Q: My staff consists of smart, capable individuals, who are great at accomplishing their own tasks. But when it comes to teamwork, especially team projects, results are sorely lacking. What am I doing wrong?

A: First, kudos on what sounds like a great staff. “Smart, capable individuals” certainly provide a strong foundation for building a team. But, as you’ve discovered, there’s more to teamwork than throwing a group of people together and saying have at it.

It may sound contradictory but in order to find creative solutions and solve problems, people require structure. Are you providing that structure?

For starters, the team needs to have a clear understanding of what the project entails. This requires explaining the why and the what for. Depending on the scope of the project, it may also require detailing initial steps, as well as asking for a series of deliverables—rather than just a final result. Similarly, a timetable keeps everything and everyone on track.

Depending on the size of the team and the scope of the project, a team leader may be necessary. Sometimes this happens by default, but you probably don’t want to leave it to chance.

If your team projects are going off track, chances are you’re missing several of these essential components.

But it takes more than a project or two to get people to work as team. It sounds like what you’re really looking to do is create a team mindset at your practice, where it’s all for one and one for all. This requires different building blocks.

Employers both large and small have found nothing builds a work team like playing together as a team. It’s one of the reasons company softball teams are so popular. The camaraderie that happens on the field carries over to the workplace.

Office bowling teams and company bowling leagues are also popular.
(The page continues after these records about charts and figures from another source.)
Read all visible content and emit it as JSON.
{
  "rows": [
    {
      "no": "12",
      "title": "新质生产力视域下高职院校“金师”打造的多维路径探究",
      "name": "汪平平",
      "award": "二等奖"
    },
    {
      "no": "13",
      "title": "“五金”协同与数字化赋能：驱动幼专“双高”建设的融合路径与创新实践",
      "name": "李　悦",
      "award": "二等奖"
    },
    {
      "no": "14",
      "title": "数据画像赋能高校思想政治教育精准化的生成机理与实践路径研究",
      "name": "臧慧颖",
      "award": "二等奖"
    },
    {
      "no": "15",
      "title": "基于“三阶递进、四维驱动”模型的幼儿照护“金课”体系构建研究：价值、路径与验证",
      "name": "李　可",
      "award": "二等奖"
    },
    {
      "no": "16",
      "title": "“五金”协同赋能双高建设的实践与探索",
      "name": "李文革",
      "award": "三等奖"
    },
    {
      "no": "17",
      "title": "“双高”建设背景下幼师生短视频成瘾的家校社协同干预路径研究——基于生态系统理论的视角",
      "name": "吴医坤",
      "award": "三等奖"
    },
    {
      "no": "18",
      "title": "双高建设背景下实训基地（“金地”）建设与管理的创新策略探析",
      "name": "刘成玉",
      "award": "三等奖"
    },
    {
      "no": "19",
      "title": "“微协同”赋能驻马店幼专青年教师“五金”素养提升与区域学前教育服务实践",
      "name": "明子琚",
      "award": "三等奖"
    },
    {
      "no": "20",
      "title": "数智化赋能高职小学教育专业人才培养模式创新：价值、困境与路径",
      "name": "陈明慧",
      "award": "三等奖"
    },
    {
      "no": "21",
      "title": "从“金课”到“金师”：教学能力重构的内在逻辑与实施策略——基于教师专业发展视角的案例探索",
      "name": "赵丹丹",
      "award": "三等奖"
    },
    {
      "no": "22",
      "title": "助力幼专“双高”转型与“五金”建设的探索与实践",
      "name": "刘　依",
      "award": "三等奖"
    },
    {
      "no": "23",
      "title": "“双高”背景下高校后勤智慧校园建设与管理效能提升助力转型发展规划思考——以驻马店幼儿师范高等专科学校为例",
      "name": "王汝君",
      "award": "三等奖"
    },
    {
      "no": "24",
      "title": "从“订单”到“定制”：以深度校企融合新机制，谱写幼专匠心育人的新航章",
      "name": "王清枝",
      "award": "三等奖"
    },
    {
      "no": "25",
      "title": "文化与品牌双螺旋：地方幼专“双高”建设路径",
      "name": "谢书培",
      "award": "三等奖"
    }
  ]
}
The interaction and bonding, not to mention the focus on skill development, can have a positive impact on your practice.

If your staff is a more cerebral group, you might want to consider creating a trivia team and competing at different events. Answering trivia questions together can help employees learn to brainstorm as a group.

Of course, not everyone will participate in after-hours activities. Employees may have other obligations or might not be interested. And the risk of not including the entire staff is that, well, the entire staff is not included.
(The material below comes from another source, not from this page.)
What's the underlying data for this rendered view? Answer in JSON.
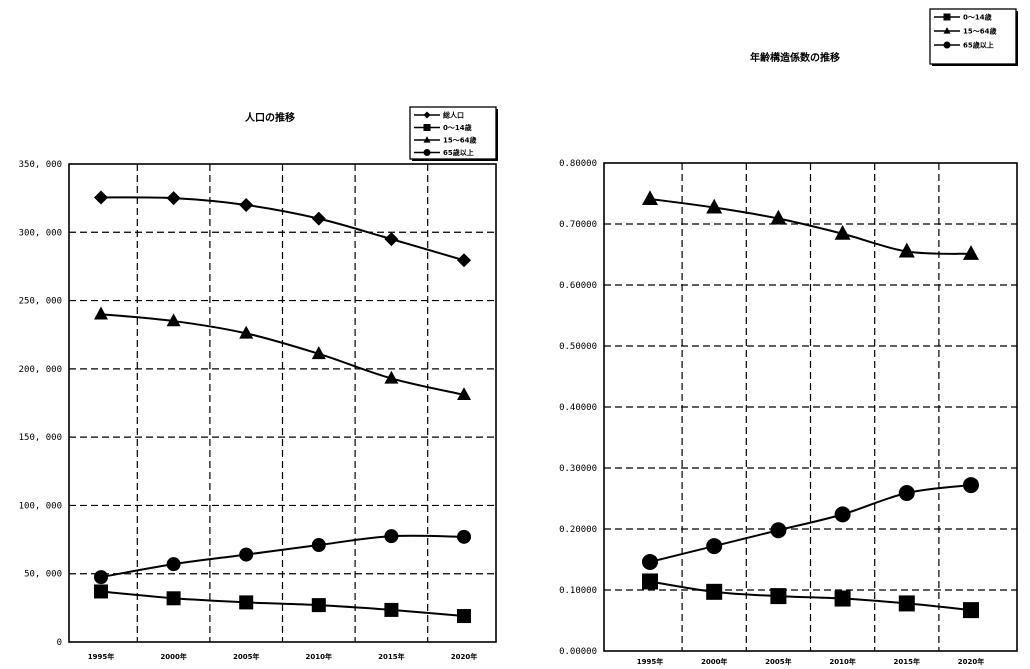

Still, as long as you make it clear that everyone is welcome, and you keep the invitation to join open, you shouldn’t alienate anyone.

It’s also worth pointing out that participation doesn’t have to be ongoing. The softball team can always use backup players.

At the same time, you’ll want to let people know they don’t have to play in order to attend. If Sue isn’t into softball, but wants to sit on the sidelines, cheering the team on, encourage her to do so. Remember, you’re building a workplace team, not a professional sports team.

You’ll find that these types of teambuilding experiences can enhance workplace interaction, and that the results are obvious and almost immediate.

Nevertheless, you’ll want to keep an eye out for any misconceptions that may result from these experiences. For example, Joe may hog the outfield, but in the office he is still the mild-mannered billing clerk to whom patients enjoy speaking. And although Sally may be extremely knowledgeable about all things Civil War, as evidenced on trivia night, she still hasn’t mastered ICD-10 coding, despite multiple training sessions.

As with any team, your staff has strengths and weaknesses. By getting them to work together, you can build on the strengths—and build a more successful medical office.